Nez épaté, lèvre supérieure très fine : Nathan et Salomé, 13 et 16 ans, ont le faciès « Dépakine », du nom du médicament anti-épileptique que leur mère, Marine Martin, a pris pendant ses deux grossesses, comme des milliers d’autres femmes. A eux deux, ils incarnent le dernier scandale-pharmaceutique-qui-aurait-pu-être-évité. En mai, Marine Martin a frappé un grand coup en déposant une plainte contre X pour « administration de substance nuisible », « atteinte involontaire à l’intégrité de la personne », « tromperie aggravée », « mise en danger d’autrui » et « non-signalement d’effets indésirables ».
La procédure vise Sanofi, le laboratoire qui commercialise la Dépakine, et l’Agence nationale de sécurité du médicament (ANSM).
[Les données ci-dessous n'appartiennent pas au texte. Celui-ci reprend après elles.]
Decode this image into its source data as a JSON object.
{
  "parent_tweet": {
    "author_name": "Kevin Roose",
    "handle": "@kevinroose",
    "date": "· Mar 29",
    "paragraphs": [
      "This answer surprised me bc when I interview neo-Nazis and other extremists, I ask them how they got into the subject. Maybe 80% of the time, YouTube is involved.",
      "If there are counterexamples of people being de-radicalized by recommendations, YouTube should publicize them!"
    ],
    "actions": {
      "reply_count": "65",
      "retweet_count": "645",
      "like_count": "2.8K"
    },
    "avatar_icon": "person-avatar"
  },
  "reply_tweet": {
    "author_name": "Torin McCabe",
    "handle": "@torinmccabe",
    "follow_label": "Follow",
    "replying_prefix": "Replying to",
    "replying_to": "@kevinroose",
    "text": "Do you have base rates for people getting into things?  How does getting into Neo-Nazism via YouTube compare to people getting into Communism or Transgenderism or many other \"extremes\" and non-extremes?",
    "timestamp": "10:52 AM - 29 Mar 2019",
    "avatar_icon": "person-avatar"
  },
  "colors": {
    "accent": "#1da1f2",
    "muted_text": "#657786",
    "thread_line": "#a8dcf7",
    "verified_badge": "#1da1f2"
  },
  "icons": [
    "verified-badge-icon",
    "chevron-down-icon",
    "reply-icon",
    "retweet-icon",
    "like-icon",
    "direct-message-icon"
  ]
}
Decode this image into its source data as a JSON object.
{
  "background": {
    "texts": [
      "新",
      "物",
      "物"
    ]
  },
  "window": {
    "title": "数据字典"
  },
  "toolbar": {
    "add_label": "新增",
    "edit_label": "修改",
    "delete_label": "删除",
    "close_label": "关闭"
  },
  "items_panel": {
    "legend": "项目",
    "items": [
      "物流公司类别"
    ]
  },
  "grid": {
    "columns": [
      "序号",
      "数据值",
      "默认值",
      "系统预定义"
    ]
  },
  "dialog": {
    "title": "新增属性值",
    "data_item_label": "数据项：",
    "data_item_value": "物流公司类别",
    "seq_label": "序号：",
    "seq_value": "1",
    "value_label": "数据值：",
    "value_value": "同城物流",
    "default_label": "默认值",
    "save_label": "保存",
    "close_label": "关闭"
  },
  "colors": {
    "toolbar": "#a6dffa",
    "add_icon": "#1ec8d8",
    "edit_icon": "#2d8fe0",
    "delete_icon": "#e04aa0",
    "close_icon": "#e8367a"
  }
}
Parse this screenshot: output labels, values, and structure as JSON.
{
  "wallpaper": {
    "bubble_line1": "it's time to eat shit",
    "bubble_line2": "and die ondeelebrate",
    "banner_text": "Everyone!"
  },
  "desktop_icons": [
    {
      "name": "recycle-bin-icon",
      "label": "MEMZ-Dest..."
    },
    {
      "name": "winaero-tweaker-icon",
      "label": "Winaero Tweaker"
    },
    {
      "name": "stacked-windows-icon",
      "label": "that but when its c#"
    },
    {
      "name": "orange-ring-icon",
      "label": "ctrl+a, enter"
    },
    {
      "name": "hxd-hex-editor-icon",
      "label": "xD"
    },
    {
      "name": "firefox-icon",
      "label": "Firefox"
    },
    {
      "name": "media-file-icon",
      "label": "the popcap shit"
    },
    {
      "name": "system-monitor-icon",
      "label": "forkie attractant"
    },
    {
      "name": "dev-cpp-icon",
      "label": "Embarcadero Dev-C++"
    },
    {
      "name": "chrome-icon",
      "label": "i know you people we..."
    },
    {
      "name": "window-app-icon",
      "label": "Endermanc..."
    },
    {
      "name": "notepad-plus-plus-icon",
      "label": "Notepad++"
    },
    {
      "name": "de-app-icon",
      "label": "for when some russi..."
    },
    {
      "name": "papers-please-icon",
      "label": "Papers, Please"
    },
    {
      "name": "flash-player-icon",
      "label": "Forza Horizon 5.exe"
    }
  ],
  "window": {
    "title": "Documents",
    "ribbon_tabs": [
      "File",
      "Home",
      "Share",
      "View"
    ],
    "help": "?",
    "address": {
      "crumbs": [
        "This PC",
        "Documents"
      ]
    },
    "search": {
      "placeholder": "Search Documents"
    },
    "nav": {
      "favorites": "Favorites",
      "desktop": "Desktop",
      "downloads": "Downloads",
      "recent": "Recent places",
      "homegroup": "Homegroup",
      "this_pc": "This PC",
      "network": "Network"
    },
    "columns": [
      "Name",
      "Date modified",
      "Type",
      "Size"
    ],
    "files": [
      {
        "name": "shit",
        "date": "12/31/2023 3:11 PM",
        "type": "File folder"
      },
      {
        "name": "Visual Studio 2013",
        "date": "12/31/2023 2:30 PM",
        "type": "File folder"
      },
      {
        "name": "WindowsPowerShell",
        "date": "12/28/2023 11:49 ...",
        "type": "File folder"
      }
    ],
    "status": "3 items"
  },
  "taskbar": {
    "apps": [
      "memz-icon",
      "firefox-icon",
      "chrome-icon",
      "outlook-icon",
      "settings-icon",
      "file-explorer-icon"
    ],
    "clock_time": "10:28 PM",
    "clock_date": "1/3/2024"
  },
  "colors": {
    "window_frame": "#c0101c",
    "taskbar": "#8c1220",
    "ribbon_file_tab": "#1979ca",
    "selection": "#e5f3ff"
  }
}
Marine Martin s’est offert les services d’un avocat à la hauteur de l’affaire : Charles-Joseph Oudin. Il n’est autre que le défenseur de victimes du Mediator, cet antidiabétique prescrit comme coupe-faim responsable d’au moins 1.300 morts. Depuis, trois autres plaintes ont été déposées. Bien d’autres pourraient suivre. Me Oudin explique :
200 dossiers sont à l’étude dans notre cabinet. Ce n’est même pas le haut de l’iceberg, des femmes ont été exposées à ce médicament jusqu’en 2015 « ,
Des risques documentés dès 1982
Dès 1982, la littérature scientifique pointe des risques de malformations in utero associés à la Dépakine. Nathan et Salomé n’ont pas échappé à l’une des plus répertoriées : le « spina bifida occulta », une fissure de la colonne vertébrale qui, par chance, a fini par se résorber. Nathan n’a pas parlé avant l’âge de 5 ans, a marché tard. Il souffre d’une malformation de la verge et aujourd’hui encore, a des troubles de l’attention.
« Ma fille s’en tire un peu mieux avec ‘seulement’ des difficultés à écrire », explique Marine Martin. Pendant plus de 30 ans, les charges n’ont cessé de s’alourdir contre le valproate de sodium, nom générique du traitement également prescrit contre les troubles bipolaires. En 2006, le couperet tombe : en plus du risque de malformations, les chercheurs affirment que la substance fait grimper de 30 à 40% le risque d’autisme, de retards mentaux, de troubles du langage… chez les enfants exposés dans le ventre de leur mère.
Aucune mise en garde
Malgré tous ces clignotants, aucun médecin n’a jamais mis en garde Marine Martin lors de ses grossesses. « Le neurologue qui me suivait m’a même dit : ‘vous ne risquez rien’. » A peine lui a-t-on conseillé de prendre de l’acide folique pour prévenir l’apparition de spina bifida, une précaution dérisoire qui s’est avérée totalement inefficace. Il a fallu attendre 2011 pour que le corps médical fasse enfin le lien entre le calvaire de ses enfants et les comprimés qu’elle avale non-stop depuis l’âge de 6 ans. Marine Martin sait déjà à cette époque qu’elle n’est pas seule : sur internet, les témoignages de mères d’enfants malformés affluent. Elle décide de fonder une association, l’Apesac, 300 membres à ce jour.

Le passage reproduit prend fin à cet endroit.